Playwright hits out over poor reading
Schools are failing to provide contemporary actors with the basic literacy skills needed to sight-read play scripts at rehearsals, a leading playwright has claimed.
Mark Ravenhill, author of Shopping and Fucking and Mother Clap's Molly House, says that young actors struggle to read an unfamiliar play script out loud. "Anyone over 25 can come in and sight-read a play," he told The TES. "But, with younger actors, you have to spend the first week of rehearsals helping them to read the play. They can't just come to a read-through and read it aloud."
Mr Ravenhill's observation was made as he was in the throes of preparing for the premiere of his latest play. Adding Value, which opens at the National Theatre next week, is a monologue about a teacher who decides to rewrite a pupil's coursework.

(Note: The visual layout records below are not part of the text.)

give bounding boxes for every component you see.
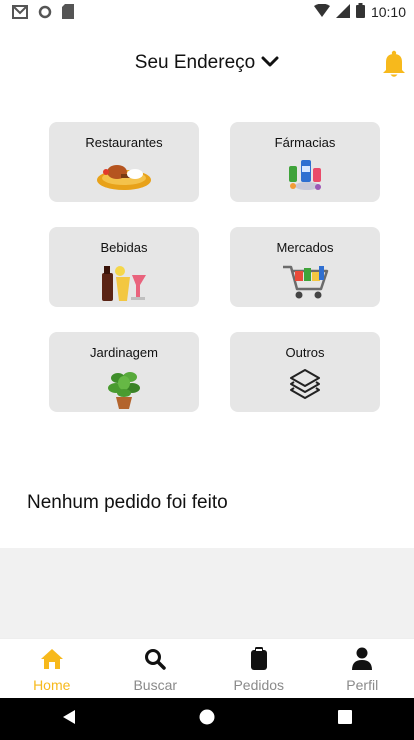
orders-area <box>0 548 414 638</box>
wifi-icon <box>313 3 330 21</box>
layers-icon <box>230 368 380 400</box>
address-label: Seu Endereço <box>134 52 256 74</box>
category-label: Outros <box>285 345 325 360</box>
orders-empty-message: Nenhum pedido foi feito <box>27 492 228 513</box>
recents-icon[interactable] <box>338 709 353 729</box>
nav-label: Pedidos <box>233 677 285 693</box>
home-circle-icon[interactable] <box>199 709 215 730</box>
circle-icon <box>38 5 52 24</box>
app-screen: 10:10 Seu Endereço Restaurantes Fármacia… <box>0 0 414 740</box>
category-grid: Restaurantes Fármacias Bebidas Mercados … <box>49 122 380 412</box>
nav-pedidos[interactable]: Pedidos <box>207 639 311 699</box>
gmail-icon <box>12 4 28 24</box>
category-label: Jardinagem <box>90 345 158 360</box>
category-card-farmacias[interactable]: Fármacias <box>230 122 380 202</box>
person-icon <box>351 647 373 671</box>
back-icon[interactable] <box>62 709 76 730</box>
food-plate-icon <box>49 158 199 192</box>
category-card-bebidas[interactable]: Bebidas <box>49 227 199 307</box>
category-card-jardinagem[interactable]: Jardinagem <box>49 332 199 412</box>
home-icon <box>40 647 64 671</box>
chevron-down-icon <box>261 52 279 74</box>
status-bar: 10:10 <box>0 0 414 24</box>
nav-home[interactable]: Home <box>0 639 104 699</box>
battery-icon <box>355 3 365 21</box>
nav-label: Home <box>33 677 71 693</box>
clock-time: 10:10 <box>370 4 406 20</box>
sd-card-icon <box>62 4 74 24</box>
header: Seu Endereço <box>0 40 414 90</box>
drinks-icon <box>49 263 199 303</box>
nav-label: Buscar <box>133 677 178 693</box>
nav-buscar[interactable]: Buscar <box>104 639 208 699</box>
category-label: Mercados <box>276 240 334 255</box>
address-selector[interactable]: Seu Endereço <box>0 52 414 74</box>
system-navigation-bar <box>0 698 414 740</box>
category-label: Restaurantes <box>85 135 163 150</box>
category-card-mercados[interactable]: Mercados <box>230 227 380 307</box>
bell-icon[interactable] <box>382 50 406 83</box>
shopping-cart-icon <box>230 263 380 301</box>
category-card-outros[interactable]: Outros <box>230 332 380 412</box>
category-card-restaurantes[interactable]: Restaurantes <box>49 122 199 202</box>
category-label: Bebidas <box>100 240 148 255</box>
medicine-icon <box>230 158 380 192</box>
nav-label: Perfil <box>346 677 379 693</box>
search-icon <box>144 647 166 671</box>
signal-icon <box>335 3 350 21</box>
bottom-navigation: Home Buscar Pedidos Perfil <box>0 638 414 699</box>
clipboard-icon <box>250 647 268 671</box>
category-label: Fármacias <box>274 135 336 150</box>
potted-plant-icon <box>49 368 199 410</box>
nav-perfil[interactable]: Perfil <box>311 639 414 699</box>
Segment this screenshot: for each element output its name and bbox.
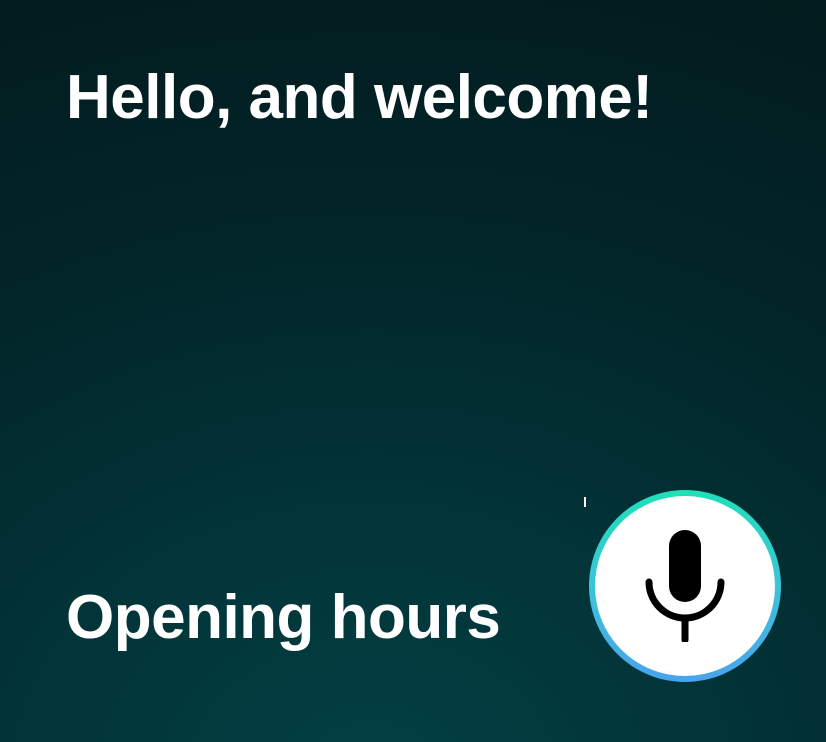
microphone-button[interactable] [589, 490, 781, 682]
microphone-icon [645, 530, 725, 642]
opening-hours-suggestion[interactable]: Opening hours [66, 583, 501, 652]
welcome-heading: Hello, and welcome! [66, 63, 653, 132]
cursor-mark [584, 497, 586, 507]
microphone-button-face [595, 496, 775, 676]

Mr Ravenhill, 38, believes that the failure to sight-read is not the fault of teachers, but of the system they work in.
He said: "There's a Maoist, perpetual-change culture in education. Every year a new system has to be chucked at schools. I'm sure it has crushed some very good teachers who would otherwise be inspirational."
Many teachers are unsurprised by these complaints. Natasha Pascale, English teacher at Swanlea comprehensive, in east London, said: "If we're reading Shakespeare in class, pupils can find the language hard to get to grips with. They find the pacing difficult, and they don't know when to pause.

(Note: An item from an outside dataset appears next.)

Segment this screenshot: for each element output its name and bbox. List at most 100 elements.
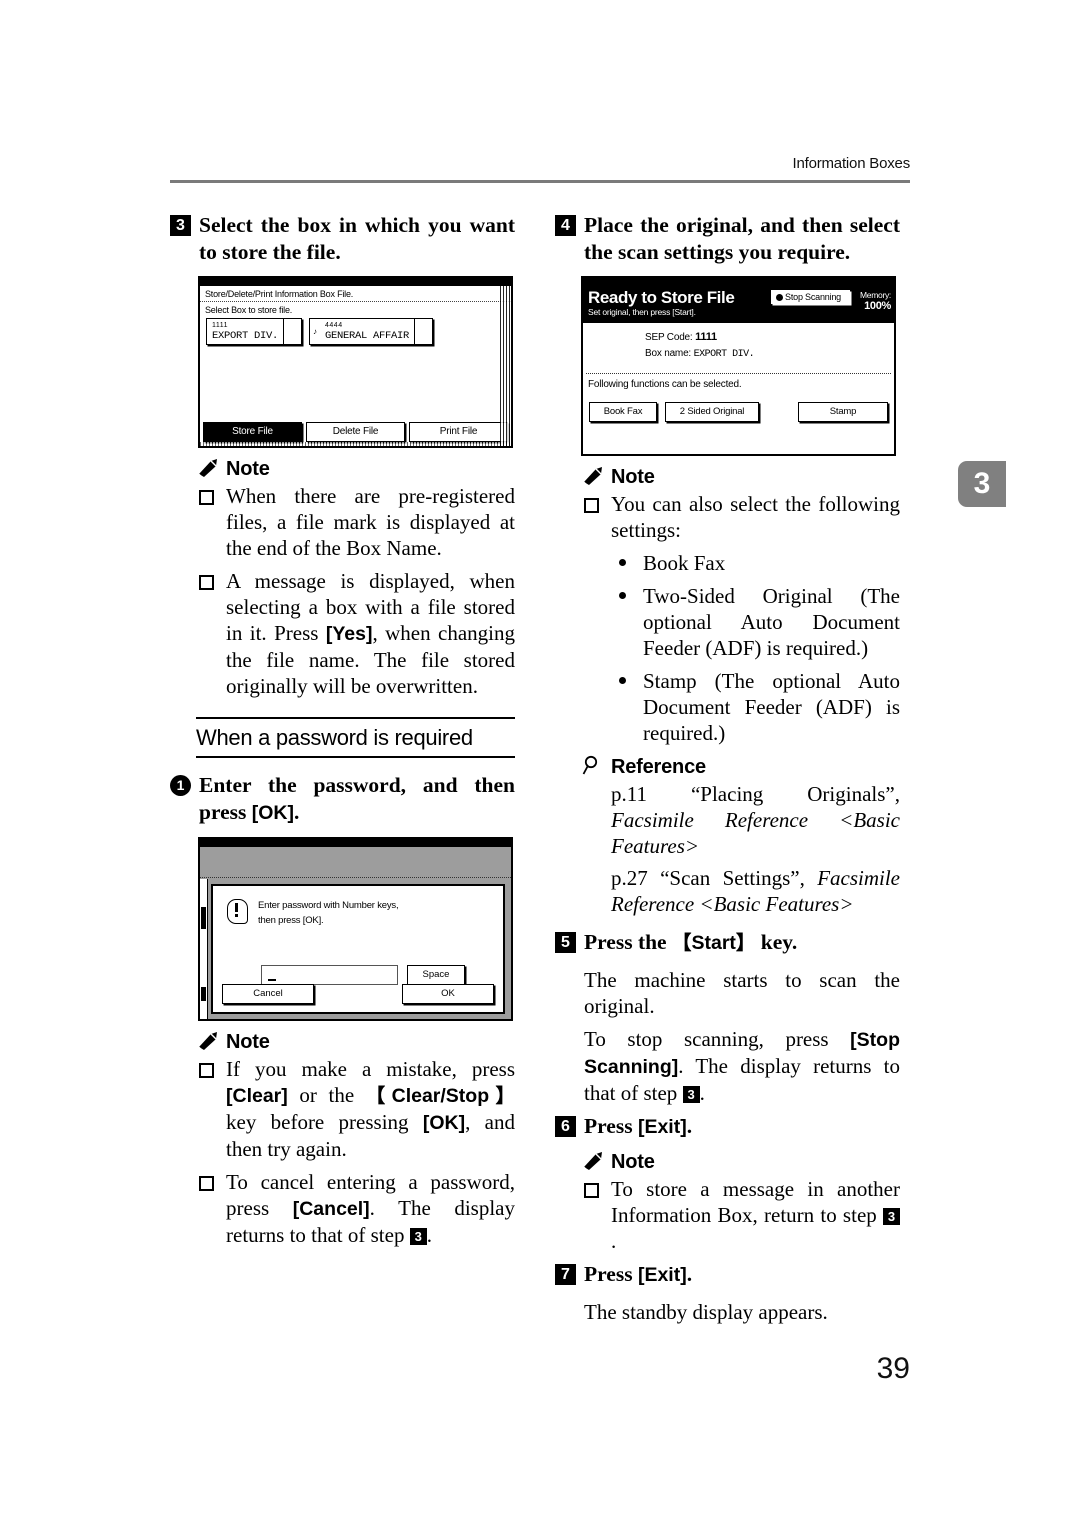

"There need to be more sessions where teachers listen to each pupil read.
Rather than focusing on imagery, we should look at language, emphasis and punctuation, and watch film versions of the plays."
These views were echoed by Bethan Marshall, English education lecturer at King's College, London, who criticised the emphasis on literary criticism.
"The content of the English curriculum is vast and it has been been swamped with critical terminology. Talking about adjectives and metaphors isn't the same as understanding literature.
"Reading out loud and the more creative side of the curriculum is being stifled by these demands. There is less space for simply enjoying literature."
But, others said that the problem was not solely due to what happens in schools.
Robert Dowling, head of George Dixon international school, in Birmingham, said: "Kids used to read to their parents at home, and their parents would read to them. But in the PlayStation age, an enormous number of parents not only never read aloud to their children, but never even talk to them.
There's a lack of literacy in society."
Mr Ravenhill's play Adding Value was adapted from several hours of interviews with a South African teacher who has worked in tough, inner-city British schools. Mr Ravenhill - who as struggling, unknown playwright briefly taught social studies and drama at a further education college - found that many of his concerns about education were shared by his interviewee.
The monologue is mostly about the unnamed teacher's decision to rewrite his pupils' GCSE coursework. This is a subject Mr Ravenhill has discussed many times with friends who are teachers.
"Everybody is waiting for someone to say the whole thing is a sham," he said. "Parents spend hours doing the coursework, teachers spend all night rewriting it, and the kids aren't learning anything. But no teacher or parent dares not to do it, because then their kid gets lower grades. It's insane, really. The whole thing is based on a lie."
Adding Value forms part of National Headlines, a two-week season of topical monologues. It will be performed on October 12.